“Did they get Markham, Toynbee?” asked Peters.
The landlord was reading a newspaper. He jumped in his chair as the unexpected words reached him from the bed.
“Oh, you’re back, eh?” said he. “You’ve been a long time on the road, although the doctor said we needn’t to mind. Get Markham? Well, I guess!” And Toynbee chuckled. “Jordan got him, and four others, along with the stolen horses. They were pushing through the dry wash when the sheriff and his party arrived there. You bet they got him, Peters, and red-handed at that. Big surprise to everybody. Why, Markham had put the whole thing up! He was back of the entire scheme! It has all come out. Markham won’t talk, but the rest of the gang feel different. Across the line there were men waiting to take the horses and rush ’em off where they’d never be found. Say! I guess you ought to have a medal for what you did last night! How are you feeling, anyhow?”
Peters was stunned. Porter Markham one of the horse thieves! Could Peters believe his ears? Markham had had a reason for driving the horses off their feet on the return from Devil’s Lake. With all the other stock taken from Morton’s, it had been Markham’s plan to make the sleigh team useless, so far as a drive of twenty miles to Roscommon, with news for the sheriff, was concerned; and Markham had protested against Peters’ plan of using skates in carrying an alarm to Roscommon; but when the method had been put into effect, in spite of him, Markham had taken to the skis and had waylaid Peters at the eastern foot of Bear Butte. In the light of recent events, the motive for that attack could be seen at an even more treacherous angle. Markham’s scheme was not to beat Peters to Roscommon with news for the sheriff, but to keep all knowledge of the robbery from the authorities until the stolen horses had been delivered across the line. Instead of making for the town, after securing Peters’ skates, Markham had followed the river bends beyond the town, to a point where he could join his rascally confederates with the horse herd.
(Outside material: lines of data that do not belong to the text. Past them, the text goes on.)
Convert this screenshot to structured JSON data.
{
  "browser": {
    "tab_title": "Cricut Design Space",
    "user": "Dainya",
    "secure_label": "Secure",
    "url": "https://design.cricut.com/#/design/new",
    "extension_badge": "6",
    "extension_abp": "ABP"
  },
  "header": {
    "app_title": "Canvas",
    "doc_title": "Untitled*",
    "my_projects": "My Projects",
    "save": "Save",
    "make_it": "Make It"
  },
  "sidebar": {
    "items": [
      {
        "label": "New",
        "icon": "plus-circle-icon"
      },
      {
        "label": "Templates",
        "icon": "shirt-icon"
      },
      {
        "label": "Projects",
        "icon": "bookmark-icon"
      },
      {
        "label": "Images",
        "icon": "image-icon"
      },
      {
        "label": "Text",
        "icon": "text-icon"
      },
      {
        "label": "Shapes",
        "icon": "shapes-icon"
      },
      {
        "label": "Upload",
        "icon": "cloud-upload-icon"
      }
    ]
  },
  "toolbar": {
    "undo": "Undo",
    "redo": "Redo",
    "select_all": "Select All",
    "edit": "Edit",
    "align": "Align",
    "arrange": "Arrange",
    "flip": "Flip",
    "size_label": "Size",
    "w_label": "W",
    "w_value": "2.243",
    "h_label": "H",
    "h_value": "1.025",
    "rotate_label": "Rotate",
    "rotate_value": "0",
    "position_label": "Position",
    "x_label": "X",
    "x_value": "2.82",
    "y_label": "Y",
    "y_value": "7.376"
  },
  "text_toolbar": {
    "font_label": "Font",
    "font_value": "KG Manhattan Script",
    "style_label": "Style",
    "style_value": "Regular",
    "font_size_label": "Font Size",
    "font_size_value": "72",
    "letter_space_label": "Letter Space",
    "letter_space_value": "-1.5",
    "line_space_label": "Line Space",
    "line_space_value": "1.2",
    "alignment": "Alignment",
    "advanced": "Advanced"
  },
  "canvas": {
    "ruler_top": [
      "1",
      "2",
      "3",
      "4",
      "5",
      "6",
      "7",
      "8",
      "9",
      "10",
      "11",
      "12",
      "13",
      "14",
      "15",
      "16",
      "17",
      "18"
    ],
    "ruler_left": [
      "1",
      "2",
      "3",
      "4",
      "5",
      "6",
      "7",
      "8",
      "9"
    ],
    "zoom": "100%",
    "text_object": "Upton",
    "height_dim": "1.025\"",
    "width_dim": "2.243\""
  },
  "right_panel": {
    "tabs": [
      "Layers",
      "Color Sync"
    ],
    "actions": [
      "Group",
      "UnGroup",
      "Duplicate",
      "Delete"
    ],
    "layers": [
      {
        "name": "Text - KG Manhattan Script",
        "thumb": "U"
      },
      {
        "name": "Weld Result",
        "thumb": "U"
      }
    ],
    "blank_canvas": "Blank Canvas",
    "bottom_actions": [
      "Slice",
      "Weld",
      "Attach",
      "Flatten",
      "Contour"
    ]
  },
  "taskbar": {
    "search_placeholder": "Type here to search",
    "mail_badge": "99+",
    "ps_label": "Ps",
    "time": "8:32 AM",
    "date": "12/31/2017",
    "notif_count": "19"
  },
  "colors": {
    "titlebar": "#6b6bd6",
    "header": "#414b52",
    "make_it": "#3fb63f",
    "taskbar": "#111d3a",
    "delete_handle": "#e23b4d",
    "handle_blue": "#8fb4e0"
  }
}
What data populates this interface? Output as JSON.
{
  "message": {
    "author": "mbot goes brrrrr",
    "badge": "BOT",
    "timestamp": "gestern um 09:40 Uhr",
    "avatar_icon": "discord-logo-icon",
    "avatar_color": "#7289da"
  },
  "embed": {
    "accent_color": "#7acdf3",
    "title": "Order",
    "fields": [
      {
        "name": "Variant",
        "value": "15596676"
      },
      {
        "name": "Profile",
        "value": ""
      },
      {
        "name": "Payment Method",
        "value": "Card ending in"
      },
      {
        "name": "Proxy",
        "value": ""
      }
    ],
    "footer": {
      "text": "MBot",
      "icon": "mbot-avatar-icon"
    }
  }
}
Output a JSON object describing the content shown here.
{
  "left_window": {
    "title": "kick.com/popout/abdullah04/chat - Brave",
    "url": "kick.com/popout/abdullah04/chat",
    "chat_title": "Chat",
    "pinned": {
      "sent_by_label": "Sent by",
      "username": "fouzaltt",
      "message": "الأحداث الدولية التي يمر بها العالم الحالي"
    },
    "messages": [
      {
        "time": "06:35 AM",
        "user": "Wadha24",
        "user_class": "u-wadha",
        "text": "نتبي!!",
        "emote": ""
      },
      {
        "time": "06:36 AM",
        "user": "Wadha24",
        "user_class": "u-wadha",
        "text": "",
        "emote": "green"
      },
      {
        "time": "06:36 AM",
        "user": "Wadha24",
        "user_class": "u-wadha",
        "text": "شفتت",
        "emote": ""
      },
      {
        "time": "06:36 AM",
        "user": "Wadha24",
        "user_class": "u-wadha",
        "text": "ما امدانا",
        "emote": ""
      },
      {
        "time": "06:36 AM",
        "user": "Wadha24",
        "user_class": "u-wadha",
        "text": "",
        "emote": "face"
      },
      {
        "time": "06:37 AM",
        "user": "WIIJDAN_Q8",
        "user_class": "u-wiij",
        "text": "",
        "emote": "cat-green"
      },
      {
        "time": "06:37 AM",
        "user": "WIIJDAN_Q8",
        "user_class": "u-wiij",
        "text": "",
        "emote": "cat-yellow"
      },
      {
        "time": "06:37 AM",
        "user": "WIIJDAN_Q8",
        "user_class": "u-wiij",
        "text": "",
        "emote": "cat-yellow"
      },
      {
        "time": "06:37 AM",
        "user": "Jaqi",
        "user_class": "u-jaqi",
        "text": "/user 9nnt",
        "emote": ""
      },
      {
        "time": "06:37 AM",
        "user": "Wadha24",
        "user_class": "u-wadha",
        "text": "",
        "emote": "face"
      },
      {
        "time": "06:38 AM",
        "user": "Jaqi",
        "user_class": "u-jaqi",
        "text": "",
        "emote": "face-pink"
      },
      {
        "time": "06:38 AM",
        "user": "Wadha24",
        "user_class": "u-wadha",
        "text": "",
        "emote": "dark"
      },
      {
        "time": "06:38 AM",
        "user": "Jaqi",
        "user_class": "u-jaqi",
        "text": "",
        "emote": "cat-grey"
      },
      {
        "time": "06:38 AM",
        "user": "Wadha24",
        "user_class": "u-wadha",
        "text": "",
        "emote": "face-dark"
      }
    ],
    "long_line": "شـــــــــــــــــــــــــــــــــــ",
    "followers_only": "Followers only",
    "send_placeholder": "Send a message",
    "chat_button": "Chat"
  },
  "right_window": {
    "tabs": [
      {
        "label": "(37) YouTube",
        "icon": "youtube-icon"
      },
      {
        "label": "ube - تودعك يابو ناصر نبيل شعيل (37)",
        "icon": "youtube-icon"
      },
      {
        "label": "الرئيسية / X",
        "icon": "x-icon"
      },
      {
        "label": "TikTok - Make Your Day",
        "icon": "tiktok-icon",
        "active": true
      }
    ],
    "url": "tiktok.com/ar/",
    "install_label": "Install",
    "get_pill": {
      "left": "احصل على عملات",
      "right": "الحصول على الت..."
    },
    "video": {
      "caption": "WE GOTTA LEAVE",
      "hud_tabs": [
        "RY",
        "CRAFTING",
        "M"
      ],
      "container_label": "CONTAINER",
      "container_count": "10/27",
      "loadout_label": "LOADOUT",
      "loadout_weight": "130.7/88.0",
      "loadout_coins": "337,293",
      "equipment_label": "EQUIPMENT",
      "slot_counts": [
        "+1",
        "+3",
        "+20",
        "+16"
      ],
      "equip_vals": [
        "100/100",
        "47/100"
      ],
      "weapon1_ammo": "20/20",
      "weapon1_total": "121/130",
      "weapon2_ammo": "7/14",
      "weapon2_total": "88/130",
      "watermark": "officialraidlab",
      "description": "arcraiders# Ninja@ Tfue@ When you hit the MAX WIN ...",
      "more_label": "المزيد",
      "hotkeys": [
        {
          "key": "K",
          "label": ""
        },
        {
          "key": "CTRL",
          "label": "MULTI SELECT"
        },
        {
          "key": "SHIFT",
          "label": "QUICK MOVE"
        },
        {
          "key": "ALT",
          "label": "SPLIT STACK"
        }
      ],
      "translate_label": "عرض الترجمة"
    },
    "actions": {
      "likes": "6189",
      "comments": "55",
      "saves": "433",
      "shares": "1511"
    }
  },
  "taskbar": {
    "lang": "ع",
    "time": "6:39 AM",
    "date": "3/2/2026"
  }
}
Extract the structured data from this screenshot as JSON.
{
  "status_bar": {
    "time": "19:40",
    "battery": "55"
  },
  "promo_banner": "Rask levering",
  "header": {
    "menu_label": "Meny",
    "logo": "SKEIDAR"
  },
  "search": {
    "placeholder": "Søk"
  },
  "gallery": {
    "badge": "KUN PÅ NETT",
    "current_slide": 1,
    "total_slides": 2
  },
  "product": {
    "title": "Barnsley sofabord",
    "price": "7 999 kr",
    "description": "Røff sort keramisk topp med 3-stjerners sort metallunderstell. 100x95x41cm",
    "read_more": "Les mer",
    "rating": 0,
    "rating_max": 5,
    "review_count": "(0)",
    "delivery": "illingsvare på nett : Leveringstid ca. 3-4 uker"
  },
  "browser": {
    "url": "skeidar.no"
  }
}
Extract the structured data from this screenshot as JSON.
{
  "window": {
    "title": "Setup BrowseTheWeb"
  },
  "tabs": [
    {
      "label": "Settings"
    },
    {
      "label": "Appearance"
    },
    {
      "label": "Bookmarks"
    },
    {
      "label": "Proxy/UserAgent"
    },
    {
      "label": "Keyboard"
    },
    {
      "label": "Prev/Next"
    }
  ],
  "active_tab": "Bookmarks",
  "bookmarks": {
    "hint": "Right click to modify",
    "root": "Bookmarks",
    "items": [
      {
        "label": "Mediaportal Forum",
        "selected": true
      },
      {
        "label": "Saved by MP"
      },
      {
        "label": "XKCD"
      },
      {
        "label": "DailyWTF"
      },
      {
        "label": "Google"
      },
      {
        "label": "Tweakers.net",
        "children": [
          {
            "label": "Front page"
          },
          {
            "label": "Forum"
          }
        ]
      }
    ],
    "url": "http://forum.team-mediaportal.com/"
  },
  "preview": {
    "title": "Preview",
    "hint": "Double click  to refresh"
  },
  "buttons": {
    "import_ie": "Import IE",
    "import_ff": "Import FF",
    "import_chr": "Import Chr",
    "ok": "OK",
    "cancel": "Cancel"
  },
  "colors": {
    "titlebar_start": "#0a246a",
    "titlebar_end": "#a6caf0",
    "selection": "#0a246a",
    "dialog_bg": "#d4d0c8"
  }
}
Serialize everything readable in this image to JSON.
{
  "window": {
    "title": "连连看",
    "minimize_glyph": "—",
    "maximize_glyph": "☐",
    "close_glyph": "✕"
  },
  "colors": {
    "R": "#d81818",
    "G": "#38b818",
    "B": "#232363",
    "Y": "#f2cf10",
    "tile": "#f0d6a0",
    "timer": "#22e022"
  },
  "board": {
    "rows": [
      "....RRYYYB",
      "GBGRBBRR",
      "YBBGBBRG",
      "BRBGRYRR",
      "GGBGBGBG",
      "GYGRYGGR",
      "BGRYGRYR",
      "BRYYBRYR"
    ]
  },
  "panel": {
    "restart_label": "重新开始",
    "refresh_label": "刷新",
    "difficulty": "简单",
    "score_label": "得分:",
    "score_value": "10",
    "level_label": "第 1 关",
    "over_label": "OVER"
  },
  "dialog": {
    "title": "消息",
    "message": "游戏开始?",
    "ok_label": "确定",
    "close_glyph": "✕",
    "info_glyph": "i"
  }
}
“How do you feel, Peters?” repeated Toynbee, after waiting a long time for a reply.
“Mighty nigh locoed,” said Peters.
“No wonder! Say, you hit the railroad iron with your head when you went over the embankment. Any other head but yours would probably have been cracked.”
“You can’t crack a saphead,” commented Peters, but not in bitterness.
Next day, when Peters was thinking of getting out of his bed and helping drive the horses back to the ranch, no less a person than Uncle Silas Goddard walked into his room. Uncle Silas was an iron-gray man, big and broad, and with a regular heart under his ribs. He had received a telegram, signed Reece Bailey, per Morton, and had come to North Dakota by first train.
There were greetings, not those of a pleased employer for a worthy employee, but more in line with what one’s next of kin might say in circumstances altogether creditable. Bailey was “coming fine,” and would be on the job again in two or three weeks; and Peters, the doctor said, would be fit as a fiddle in seven days, at the outside. The horses were on the way back to Morton’s.